11:22 am PT: At last, the answer: A social network for the car. Yes, indeed, a page where the car communicates with you via the Web, via Facebook, or via Twitter. The car is communicating with its driver: Do I need gas? Do I need a tune-up? Did you remember to lock me?”

11:26 am PT: Here is a legitimate question from Benioff: He’s a friend of Coca-Cola on Facebook. And here’s a Coke machine that was probably built in the era before Facebook. How will I be able to communicate with this Coke machine, and how will this Coke machine communicate with me?

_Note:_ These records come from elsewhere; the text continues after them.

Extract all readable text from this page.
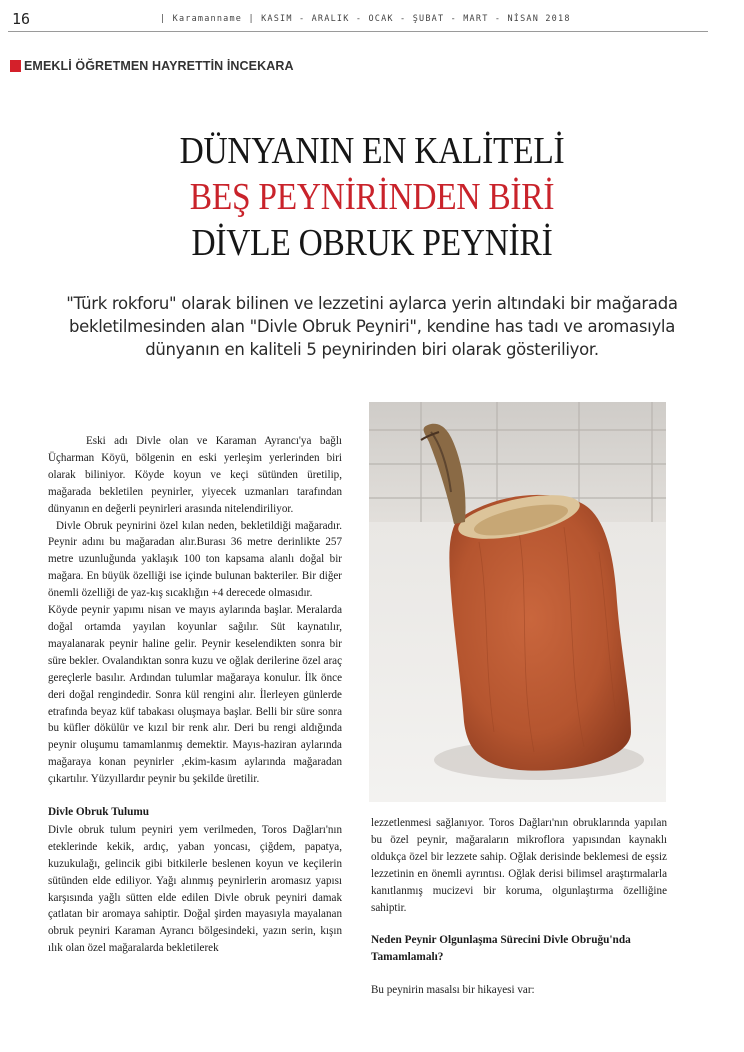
16	| Karamanname | KASIM - ARALIK - OCAK - ŞUBAT - MART - NİSAN 2018
EMEKLİ ÖĞRETMEN HAYRETTİN İNCEKARA
DÜNYANIN EN KALİTELİ
BEŞ PEYNİRİNDEN BİRİ
DİVLE OBRUK PEYNİRİ

"Türk rokforu" olarak bilinen ve lezzetini aylarca yerin altındaki bir mağarada

bekletilmesinden alan "Divle Obruk Peyniri", kendine has tadı ve aromasıyla

dünyanın en kaliteli 5 peynirinden biri olarak gösteriliyor.

Eski adı Divle olan ve Karaman Ayrancı'ya bağlı Üçharman Köyü, bölgenin en eski yerleşim yerlerinden biri olarak biliniyor. Köyde koyun ve keçi sütünden üretilip, mağarada bekletilen peynirler, yiyecek uzmanları tarafından dünyanın en değerli peynirleri arasında nitelendiriliyor.

Divle Obruk peynirini özel kılan neden, bekletildiği mağaradır. Peynir adını bu mağaradan alır.Burası 36 metre derinlikte 257 metre uzunluğunda yaklaşık 100 ton kapsama alanlı doğal bir mağara. En büyük özelliği ise içinde bulunan bakteriler. Bir diğer önemli özelliği de yaz-kış sıcaklığın +4 derecede olmasıdır.

Köyde peynir yapımı nisan ve mayıs aylarında başlar. Meralarda doğal ortamda yayılan koyunlar sağılır. Süt kaynatılır, mayalanarak peynir haline gelir. Peynir keselendikten sonra bir süre bekler. Ovalandıktan sonra kuzu ve oğlak derilerine özel araç gereçlerle basılır. Ardından tulumlar mağaraya konulur. İlk önce deri doğal rengindedir. Sonra kül rengini alır. İlerleyen günlerde etrafında beyaz küf tabakası oluşmaya başlar. Belli bir süre sonra bu küfler dökülür ve kızıl bir renk alır. Deri bu rengi aldığında peynir oluşumu tamamlanmış demektir. Mayıs-haziran aylarında mağaraya konan peynirler ,ekim-kasım aylarında mağaradan çıkartılır. Yüzyıllardır peynir bu şekilde üretilir.

Divle Obruk Tulumu

Divle obruk tulum peyniri yem verilmeden, Toros Dağları'nın eteklerinde kekik, ardıç, yaban yoncası, çiğdem, papatya, kuzukulağı, gelincik gibi bitkilerle beslenen koyun ve keçilerin sütünden elde ediliyor. Yağı alınmış peynirlerin aromasız yapısı karşısında yağlı sütten elde edilen Divle obruk peyniri damak çatlatan bir aromaya sahiptir. Doğal şirden mayasıyla mayalanan obruk peyniri Karaman Ayrancı bölgesindeki, yazın serin, kışın ılık olan özel mağaralarda bekletilerek

lezzetlenmesi sağlanıyor. Toros Dağları'nın obruklarında yapılan bu özel peynir, mağaraların mikroflora yapısından kaynaklı oldukça özel bir lezzete sahip. Oğlak derisinde beklemesi de eşsiz lezzetinin en önemli ayrıntısı. Oğlak derisi bilimsel araştırmalarla kanıtlanmış mucizevi bir koruma, olgunlaştırma özelliğine sahiptir.

Neden Peynir Olgunlaşma Sürecini Divle Obruğu'nda Tamamlamalı?

Bu peynirin masalsı bir hikayesi var:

The solution to this dilemma lies in the data: to have a database recognize the geolocations of every Coke machine, no matter how old they are. That way, the user can be notified, when he comes into the vicinity of the old machine, of what loyalty points are available for various soft drinks. When the user redeems those points through the phone, he communicates with Coke the identity of what he’s drinking. And that’s a valuable piece of information that can be used. ‘Oh, you like Diet Coke! How well do you like it? Rate it on a scale of 1 to 5.’

Benioff: “This is what excites us, transforms us, ignites us!”